Auf den Strecken nach Australien macht Qantas vor allem die Konkurrenz vom Golf zu schaffen. Emirates und Ethiad sind dafür verantwortlich, dass der Marktanteil von Qantas von 30 Prozent im September 2003 auf 18 % im vergangenen März gefallen ist.

Qantas-Chef Alan Joyce will die Airline schnell wieder in die schwarzen Zahlen bringen: “Unsere größte Aufgabe ist es, Qantas International wieder profitabel zu machen. Wir befinden uns auf dem richtigen Weg. Wir wollen das Qantas Australiens kultiger Flagcarrier bleibt”, erklärte Joyce.

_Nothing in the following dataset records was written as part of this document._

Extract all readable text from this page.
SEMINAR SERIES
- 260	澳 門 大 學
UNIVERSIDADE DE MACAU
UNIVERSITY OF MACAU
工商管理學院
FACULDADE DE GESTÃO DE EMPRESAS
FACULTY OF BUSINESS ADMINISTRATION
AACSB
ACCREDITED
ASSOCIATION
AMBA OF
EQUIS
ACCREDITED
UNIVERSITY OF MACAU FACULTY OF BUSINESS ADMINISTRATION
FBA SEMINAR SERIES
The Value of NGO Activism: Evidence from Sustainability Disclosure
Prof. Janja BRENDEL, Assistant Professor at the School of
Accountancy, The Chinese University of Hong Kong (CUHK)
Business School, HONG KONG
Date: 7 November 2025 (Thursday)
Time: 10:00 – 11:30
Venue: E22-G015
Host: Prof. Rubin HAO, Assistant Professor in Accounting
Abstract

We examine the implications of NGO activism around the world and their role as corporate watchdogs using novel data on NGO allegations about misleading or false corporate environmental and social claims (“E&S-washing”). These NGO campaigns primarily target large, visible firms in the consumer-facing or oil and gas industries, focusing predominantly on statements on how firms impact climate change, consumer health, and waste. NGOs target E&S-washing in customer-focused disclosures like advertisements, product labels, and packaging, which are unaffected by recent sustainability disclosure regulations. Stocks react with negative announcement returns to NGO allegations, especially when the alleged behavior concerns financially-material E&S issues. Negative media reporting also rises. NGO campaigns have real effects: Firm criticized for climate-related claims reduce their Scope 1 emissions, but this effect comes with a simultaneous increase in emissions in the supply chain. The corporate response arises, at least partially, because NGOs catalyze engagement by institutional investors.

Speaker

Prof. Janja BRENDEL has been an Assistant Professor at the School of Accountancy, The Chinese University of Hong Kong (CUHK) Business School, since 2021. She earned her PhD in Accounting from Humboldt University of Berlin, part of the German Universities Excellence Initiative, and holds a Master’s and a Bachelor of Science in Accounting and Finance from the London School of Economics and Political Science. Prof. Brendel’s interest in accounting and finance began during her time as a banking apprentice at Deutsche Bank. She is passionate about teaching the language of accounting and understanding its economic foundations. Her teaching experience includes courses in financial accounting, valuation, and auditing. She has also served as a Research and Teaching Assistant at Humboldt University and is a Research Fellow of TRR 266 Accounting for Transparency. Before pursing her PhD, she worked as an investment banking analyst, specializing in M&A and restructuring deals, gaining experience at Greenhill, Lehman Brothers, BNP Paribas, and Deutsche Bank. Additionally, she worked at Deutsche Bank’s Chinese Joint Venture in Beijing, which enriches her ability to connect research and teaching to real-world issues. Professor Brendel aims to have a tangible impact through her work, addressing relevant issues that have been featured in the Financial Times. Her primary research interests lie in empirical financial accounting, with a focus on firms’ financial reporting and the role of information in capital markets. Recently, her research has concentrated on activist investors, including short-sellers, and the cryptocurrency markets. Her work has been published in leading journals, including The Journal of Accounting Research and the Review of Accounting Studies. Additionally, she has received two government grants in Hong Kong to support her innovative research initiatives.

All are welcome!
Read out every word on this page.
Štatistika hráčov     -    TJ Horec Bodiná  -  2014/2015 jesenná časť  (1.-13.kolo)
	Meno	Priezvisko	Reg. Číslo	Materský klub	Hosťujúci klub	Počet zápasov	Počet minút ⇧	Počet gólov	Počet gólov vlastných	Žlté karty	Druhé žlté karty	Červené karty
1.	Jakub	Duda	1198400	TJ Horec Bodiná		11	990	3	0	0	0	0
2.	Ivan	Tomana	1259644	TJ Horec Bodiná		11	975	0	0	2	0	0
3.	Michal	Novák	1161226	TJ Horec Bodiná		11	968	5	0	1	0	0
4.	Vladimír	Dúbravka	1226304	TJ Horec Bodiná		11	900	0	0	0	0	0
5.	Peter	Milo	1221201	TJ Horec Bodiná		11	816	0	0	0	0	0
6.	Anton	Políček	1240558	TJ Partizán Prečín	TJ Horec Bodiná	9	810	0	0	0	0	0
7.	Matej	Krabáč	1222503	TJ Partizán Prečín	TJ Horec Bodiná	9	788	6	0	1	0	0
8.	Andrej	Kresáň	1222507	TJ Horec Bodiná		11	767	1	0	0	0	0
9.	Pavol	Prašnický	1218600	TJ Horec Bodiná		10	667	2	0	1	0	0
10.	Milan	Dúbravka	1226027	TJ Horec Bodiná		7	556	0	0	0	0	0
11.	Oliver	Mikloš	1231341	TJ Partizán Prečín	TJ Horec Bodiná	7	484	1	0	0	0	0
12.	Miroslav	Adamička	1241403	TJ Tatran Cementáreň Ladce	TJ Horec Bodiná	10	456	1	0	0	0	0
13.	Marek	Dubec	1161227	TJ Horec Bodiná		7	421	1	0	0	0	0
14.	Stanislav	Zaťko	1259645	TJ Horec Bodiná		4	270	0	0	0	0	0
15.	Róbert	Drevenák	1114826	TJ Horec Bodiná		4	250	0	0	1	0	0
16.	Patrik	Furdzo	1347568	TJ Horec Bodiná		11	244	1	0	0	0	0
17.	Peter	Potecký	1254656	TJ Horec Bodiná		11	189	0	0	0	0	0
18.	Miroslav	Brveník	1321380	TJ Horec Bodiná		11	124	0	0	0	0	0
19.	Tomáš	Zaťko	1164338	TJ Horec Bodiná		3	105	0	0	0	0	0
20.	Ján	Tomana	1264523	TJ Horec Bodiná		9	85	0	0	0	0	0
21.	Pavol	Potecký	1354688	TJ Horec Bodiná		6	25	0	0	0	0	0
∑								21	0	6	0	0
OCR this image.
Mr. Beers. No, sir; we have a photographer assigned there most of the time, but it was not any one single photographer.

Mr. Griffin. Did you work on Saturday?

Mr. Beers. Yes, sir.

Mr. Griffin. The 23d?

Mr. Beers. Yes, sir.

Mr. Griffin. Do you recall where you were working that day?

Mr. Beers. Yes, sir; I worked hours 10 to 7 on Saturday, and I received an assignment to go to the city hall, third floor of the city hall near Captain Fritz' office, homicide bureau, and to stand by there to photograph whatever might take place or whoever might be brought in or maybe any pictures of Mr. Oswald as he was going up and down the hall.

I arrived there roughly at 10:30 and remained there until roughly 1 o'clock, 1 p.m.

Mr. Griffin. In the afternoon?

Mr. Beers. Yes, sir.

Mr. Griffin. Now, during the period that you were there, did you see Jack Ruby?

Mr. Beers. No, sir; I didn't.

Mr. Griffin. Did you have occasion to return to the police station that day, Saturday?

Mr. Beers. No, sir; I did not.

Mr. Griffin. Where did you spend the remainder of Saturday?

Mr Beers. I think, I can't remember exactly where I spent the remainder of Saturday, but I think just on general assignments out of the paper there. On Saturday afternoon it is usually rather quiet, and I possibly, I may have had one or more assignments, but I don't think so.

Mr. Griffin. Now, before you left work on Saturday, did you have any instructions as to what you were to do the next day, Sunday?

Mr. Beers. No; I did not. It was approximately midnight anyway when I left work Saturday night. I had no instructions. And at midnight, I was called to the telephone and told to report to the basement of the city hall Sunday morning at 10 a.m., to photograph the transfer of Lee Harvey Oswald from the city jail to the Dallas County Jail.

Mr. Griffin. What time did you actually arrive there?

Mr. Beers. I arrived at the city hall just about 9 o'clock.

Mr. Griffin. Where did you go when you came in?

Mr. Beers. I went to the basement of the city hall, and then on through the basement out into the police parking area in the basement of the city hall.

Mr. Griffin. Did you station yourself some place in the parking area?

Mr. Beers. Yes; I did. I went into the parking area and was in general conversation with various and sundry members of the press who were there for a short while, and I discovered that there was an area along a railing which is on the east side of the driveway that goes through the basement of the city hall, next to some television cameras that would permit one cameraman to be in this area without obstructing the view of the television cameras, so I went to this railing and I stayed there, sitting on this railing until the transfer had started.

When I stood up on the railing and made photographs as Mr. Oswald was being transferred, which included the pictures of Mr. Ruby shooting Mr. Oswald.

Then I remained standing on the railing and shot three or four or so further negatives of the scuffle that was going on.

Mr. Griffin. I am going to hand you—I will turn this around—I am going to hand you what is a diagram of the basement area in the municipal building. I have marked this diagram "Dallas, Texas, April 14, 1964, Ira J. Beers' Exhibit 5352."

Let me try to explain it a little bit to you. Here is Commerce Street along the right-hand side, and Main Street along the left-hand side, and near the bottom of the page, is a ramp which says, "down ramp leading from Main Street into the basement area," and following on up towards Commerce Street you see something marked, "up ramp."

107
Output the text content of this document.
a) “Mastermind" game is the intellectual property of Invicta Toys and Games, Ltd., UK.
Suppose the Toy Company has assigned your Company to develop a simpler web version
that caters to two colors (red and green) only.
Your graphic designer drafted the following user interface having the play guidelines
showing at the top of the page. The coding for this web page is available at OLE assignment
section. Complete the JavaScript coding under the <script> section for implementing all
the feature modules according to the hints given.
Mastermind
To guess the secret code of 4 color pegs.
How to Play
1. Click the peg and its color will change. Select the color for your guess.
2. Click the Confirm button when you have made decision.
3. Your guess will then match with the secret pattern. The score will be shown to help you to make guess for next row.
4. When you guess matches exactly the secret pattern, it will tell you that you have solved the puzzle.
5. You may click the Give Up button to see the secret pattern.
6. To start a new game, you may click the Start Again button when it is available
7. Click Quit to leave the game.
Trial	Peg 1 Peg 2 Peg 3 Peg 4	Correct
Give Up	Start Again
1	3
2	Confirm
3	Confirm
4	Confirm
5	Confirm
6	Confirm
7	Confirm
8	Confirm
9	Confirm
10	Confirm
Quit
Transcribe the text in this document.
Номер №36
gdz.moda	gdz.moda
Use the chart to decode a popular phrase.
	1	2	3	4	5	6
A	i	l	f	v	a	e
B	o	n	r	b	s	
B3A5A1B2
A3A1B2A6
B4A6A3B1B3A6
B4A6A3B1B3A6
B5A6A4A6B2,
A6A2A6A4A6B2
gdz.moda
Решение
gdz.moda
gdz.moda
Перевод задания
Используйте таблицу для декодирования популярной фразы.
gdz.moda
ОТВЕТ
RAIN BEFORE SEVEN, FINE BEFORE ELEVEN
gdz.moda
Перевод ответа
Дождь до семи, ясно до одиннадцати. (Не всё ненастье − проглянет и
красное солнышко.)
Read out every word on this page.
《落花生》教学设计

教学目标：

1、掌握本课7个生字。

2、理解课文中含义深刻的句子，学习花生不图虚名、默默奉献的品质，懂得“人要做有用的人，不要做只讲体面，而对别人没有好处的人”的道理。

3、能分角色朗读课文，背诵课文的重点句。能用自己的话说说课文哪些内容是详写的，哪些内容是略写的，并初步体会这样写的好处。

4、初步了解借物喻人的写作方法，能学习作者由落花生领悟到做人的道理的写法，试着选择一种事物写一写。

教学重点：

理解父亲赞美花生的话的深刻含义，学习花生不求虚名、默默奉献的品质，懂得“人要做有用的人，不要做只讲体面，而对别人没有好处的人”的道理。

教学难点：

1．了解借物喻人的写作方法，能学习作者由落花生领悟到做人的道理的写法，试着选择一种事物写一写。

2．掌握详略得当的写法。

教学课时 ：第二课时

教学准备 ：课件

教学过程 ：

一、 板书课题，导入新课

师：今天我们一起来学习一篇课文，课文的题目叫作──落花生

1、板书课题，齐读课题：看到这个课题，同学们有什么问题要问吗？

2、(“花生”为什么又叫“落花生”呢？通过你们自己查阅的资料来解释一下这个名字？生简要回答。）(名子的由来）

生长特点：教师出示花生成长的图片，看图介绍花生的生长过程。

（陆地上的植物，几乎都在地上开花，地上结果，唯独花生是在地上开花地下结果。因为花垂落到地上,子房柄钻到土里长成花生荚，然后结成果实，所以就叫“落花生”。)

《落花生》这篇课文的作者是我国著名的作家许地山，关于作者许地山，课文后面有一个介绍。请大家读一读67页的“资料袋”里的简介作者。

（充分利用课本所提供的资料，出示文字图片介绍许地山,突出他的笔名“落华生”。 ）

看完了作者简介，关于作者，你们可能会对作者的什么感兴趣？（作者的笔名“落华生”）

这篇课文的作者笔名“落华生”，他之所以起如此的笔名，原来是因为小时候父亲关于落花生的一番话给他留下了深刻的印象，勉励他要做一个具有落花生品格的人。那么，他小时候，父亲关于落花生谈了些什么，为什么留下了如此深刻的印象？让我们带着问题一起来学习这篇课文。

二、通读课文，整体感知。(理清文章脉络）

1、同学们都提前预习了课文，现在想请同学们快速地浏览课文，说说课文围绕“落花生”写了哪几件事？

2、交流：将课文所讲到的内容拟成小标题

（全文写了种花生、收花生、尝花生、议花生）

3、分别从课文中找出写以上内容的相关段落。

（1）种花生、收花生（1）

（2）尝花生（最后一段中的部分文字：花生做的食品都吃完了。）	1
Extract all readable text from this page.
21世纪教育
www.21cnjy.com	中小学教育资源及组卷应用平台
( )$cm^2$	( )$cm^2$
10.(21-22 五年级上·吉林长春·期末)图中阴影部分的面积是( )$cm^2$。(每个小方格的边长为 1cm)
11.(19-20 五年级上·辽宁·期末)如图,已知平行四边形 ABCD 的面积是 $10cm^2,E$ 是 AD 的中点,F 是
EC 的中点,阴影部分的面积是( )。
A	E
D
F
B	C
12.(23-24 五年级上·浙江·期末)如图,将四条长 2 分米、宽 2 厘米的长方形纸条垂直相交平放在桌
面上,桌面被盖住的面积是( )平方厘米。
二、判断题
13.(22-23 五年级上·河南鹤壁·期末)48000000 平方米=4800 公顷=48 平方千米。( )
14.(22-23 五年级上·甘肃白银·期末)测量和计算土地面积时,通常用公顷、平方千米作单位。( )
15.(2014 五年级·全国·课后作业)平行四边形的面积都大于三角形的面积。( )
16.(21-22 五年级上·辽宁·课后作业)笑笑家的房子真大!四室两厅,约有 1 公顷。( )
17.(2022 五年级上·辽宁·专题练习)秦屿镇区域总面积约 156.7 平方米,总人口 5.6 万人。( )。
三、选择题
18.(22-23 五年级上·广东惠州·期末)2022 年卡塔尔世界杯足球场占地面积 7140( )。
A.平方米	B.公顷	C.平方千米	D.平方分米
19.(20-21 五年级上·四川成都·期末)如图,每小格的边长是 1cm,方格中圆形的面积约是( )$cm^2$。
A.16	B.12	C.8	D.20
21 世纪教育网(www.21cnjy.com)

Für Luftfahrtexperten ist klar, dass Qantas die Treibstoffkosten in den Griff bekommen muss. “Sie müssen die Absicherung für Treibstoffpreise aufgeben. Das ist zu riskant. Sie müssen den starken Australdollar besser nutzen, wenn die Ölpreise steigen und sie müssen den Treibstoffverbrauch der Flugzeuge reduzieren”, meint Luftfahrtexperte Tony Webber.

Als erste Sparmaßnahme stornierte Qantas den Kauf von 35 Boeing 787-9 Dreamlinern. Ihr Listenpreis beträgt 6,8 Milliarden Euro, der tatsächliche Kaufpreis ist vertraulich. Die Maschinen sollten 2014 ausgeliefert werden.